Search for Maximum in Parallel

Write a program using Fibers to search an array A of N integers, for the maximum integer present in A, along with the index of one of the maximum values. Also, build a test program shell which (a) generates N random integers to fill the array with (values between 0 and 1000 are fine), (b) runs your parallel Fiber program, and ( c ) prints an error message if the result your Fiber program produces does not agree with the result a simple sequential test program gets.

Use the FR, Fiber, Sem classes available from a previous assignment to run the program, and obtain file "test.out", describing the sequence of Instruction Block Descriptors your program generates during execution. Then, find out how many cycles actual execution of the program would take by running either your own Fiber simulation, or the Java program Estimator in directory ~raw/public/cps206 on your "test.out" file. I suggest that you start with Fqt.java, and replace its QS(), array-generating program, and result-testing programs with ones suited to the current task.

The challenge in this problem is to obtain a Fiber program that runs at better than 75% efficiency, where efficiency is defined as the ratio of the average number of useful instructions executed per cycle, to F. (Use F=2, L=8.) To avoid the distortions introduced by loop end tests, you can simulate the compiler optimization called "loop unrolling", by duplicating the instructions needed to test one array element K times in sequence, where you can choose K equal to the exact number of elements in the array, or in that part of the array that one particular fiber examines. In other words, K is a value that is known to the compiler. If you wrote a loop like

for (i=0; i<K; i++) <body>;

where K was known to be 3, the compiler could unroll that loop to:

<body>;
<body>;
<body>;

To simulate loop unrolling, you can do this replacement yourself for this code.

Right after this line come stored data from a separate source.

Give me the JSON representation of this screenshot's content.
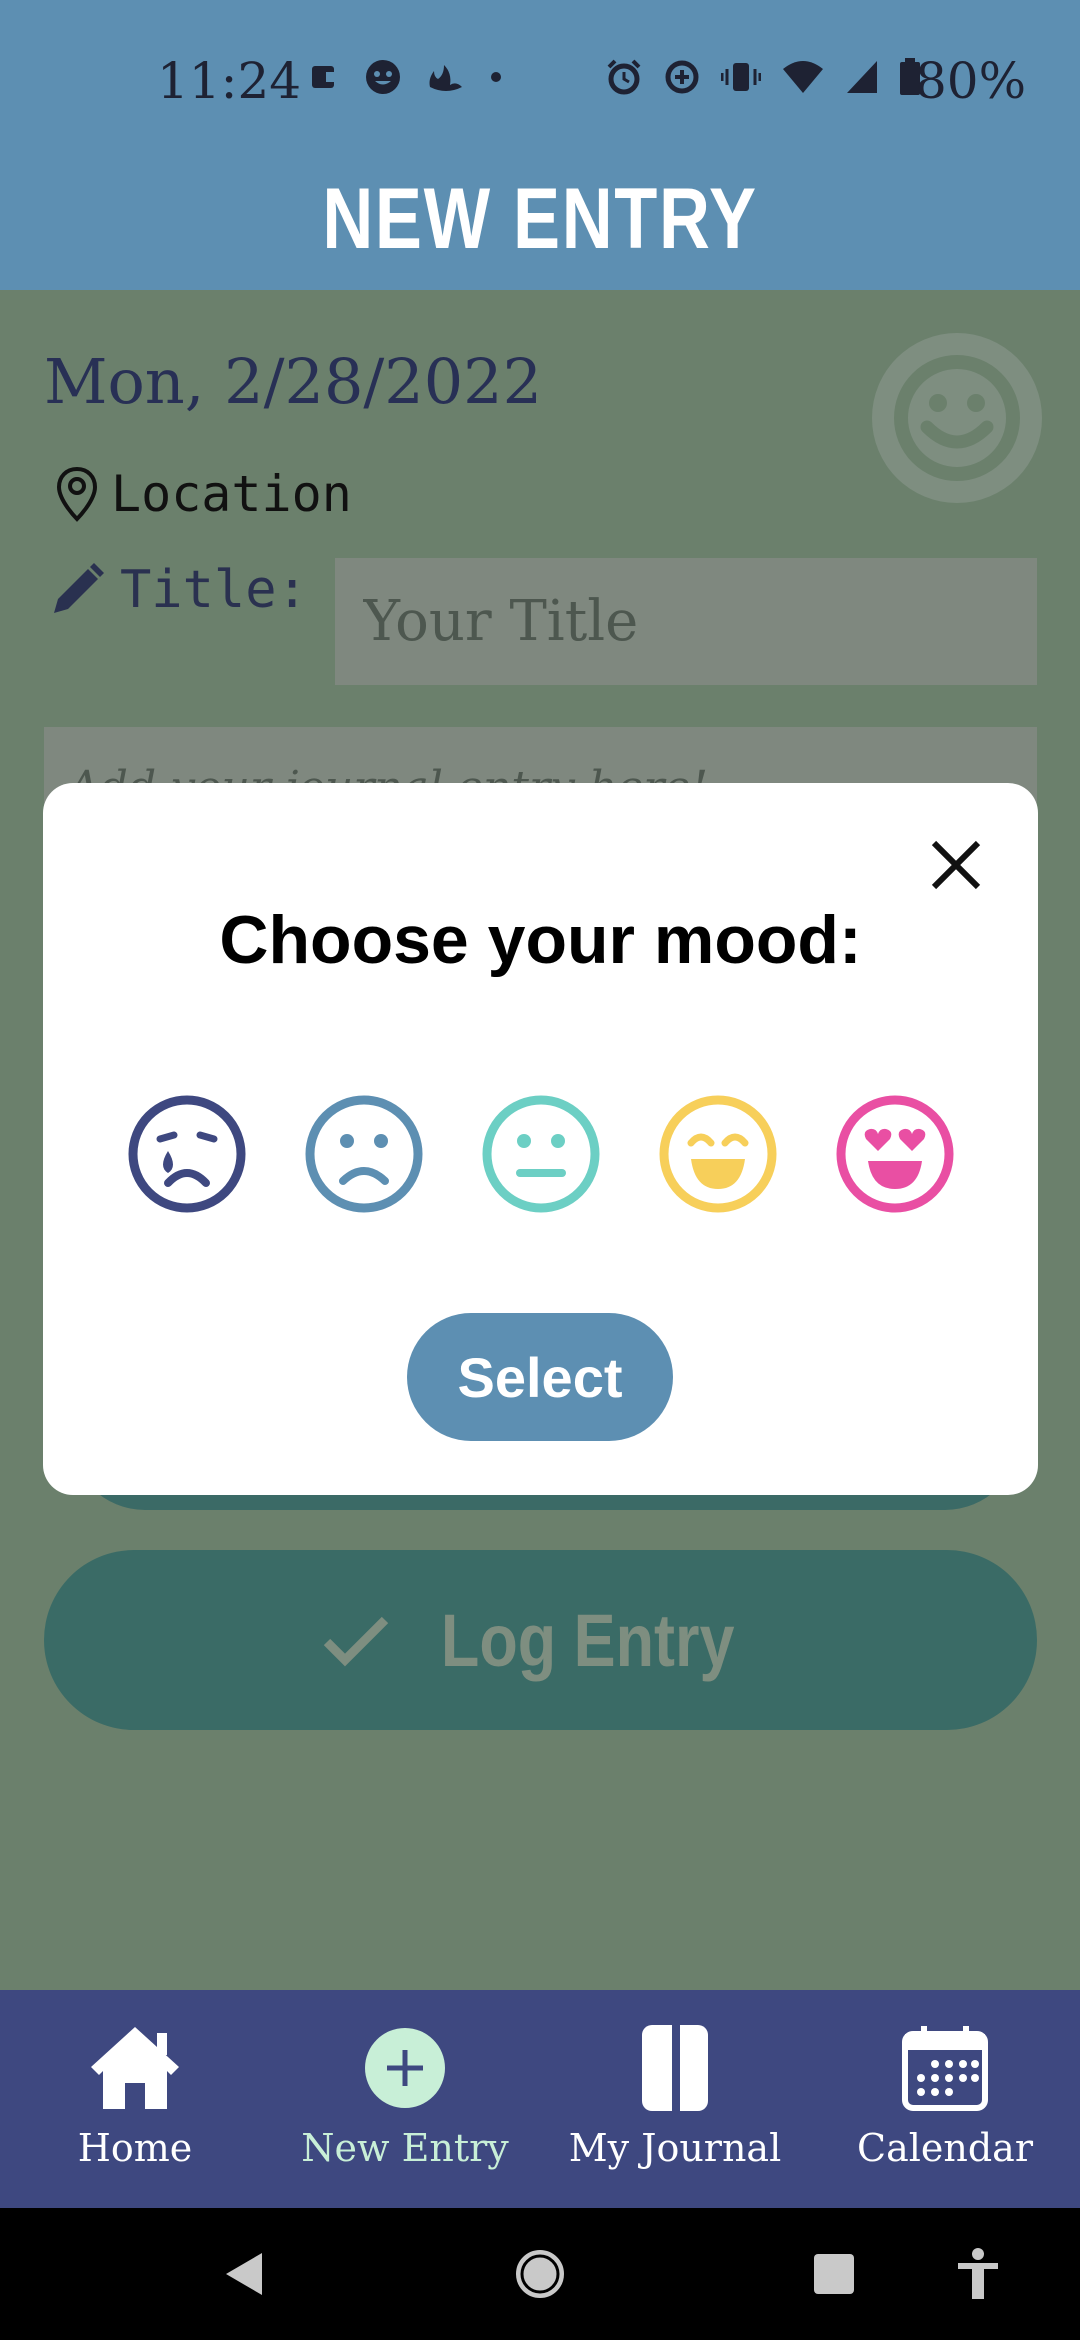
{
  "status_bar": {
    "time": "11:24",
    "battery": "80%"
  },
  "header": {
    "title": "NEW ENTRY"
  },
  "form": {
    "date": "Mon, 2/28/2022",
    "location_label": "Location",
    "title_label": "Title:",
    "title_placeholder": "Your Title",
    "journal_placeholder": "Add your journal entry here!",
    "log_entry_label": "Log Entry"
  },
  "modal": {
    "title": "Choose your mood:",
    "select_label": "Select",
    "moods": [
      {
        "icon": "crying-face-icon",
        "color": "#3e4880"
      },
      {
        "icon": "sad-face-icon",
        "color": "#5d8fb2"
      },
      {
        "icon": "neutral-face-icon",
        "color": "#6ccfc4"
      },
      {
        "icon": "smiling-face-icon",
        "color": "#f7cf5a"
      },
      {
        "icon": "heart-eyes-face-icon",
        "color": "#e94fa3"
      }
    ]
  },
  "bottom_nav": {
    "items": [
      {
        "label": "Home",
        "icon": "home-icon"
      },
      {
        "label": "New Entry",
        "icon": "plus-circle-icon",
        "active": true
      },
      {
        "label": "My Journal",
        "icon": "journal-icon"
      },
      {
        "label": "Calendar",
        "icon": "calendar-icon"
      }
    ]
  },
  "colors": {
    "header": "#5d8fb2",
    "nav": "#3e4880",
    "active_accent": "#c8efd7"
  }
}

Finally, you can choose N, (the size of the whole array), to be any value you think best. For example, you can make N exactly a product of P, the number of fibers your program runs, and K, the number of elements any one fiber examines. Or maybe N=(K+1)*P is best. You may choose K, P, and N to optimize your program's efficiency. Many parallel programs exhibit different degrees of efficiency, depending on the size of the problem they are applied to.

Submit the program in a file called Maxsearch.java. Submit also a report, which addresses issues of:

  1. Any special problems you found, or "tricks" you discovered that improved program efficiency.

  2. The overall strategy you designed into your program.

  3. Any rules or patterns you discovered for choosing good values of the program parameters.

  4. Any suggestions you might have for more "language facilities" like FR.D().

Include in your report the values of the parameters you are reporting on, and the number of instructions, and ratio of instructions to cycles, for the smallest value of N you found which gave efficiency >= 75%.

Note that you should not have to execute more than about 10 instructions per array element examined, on the average.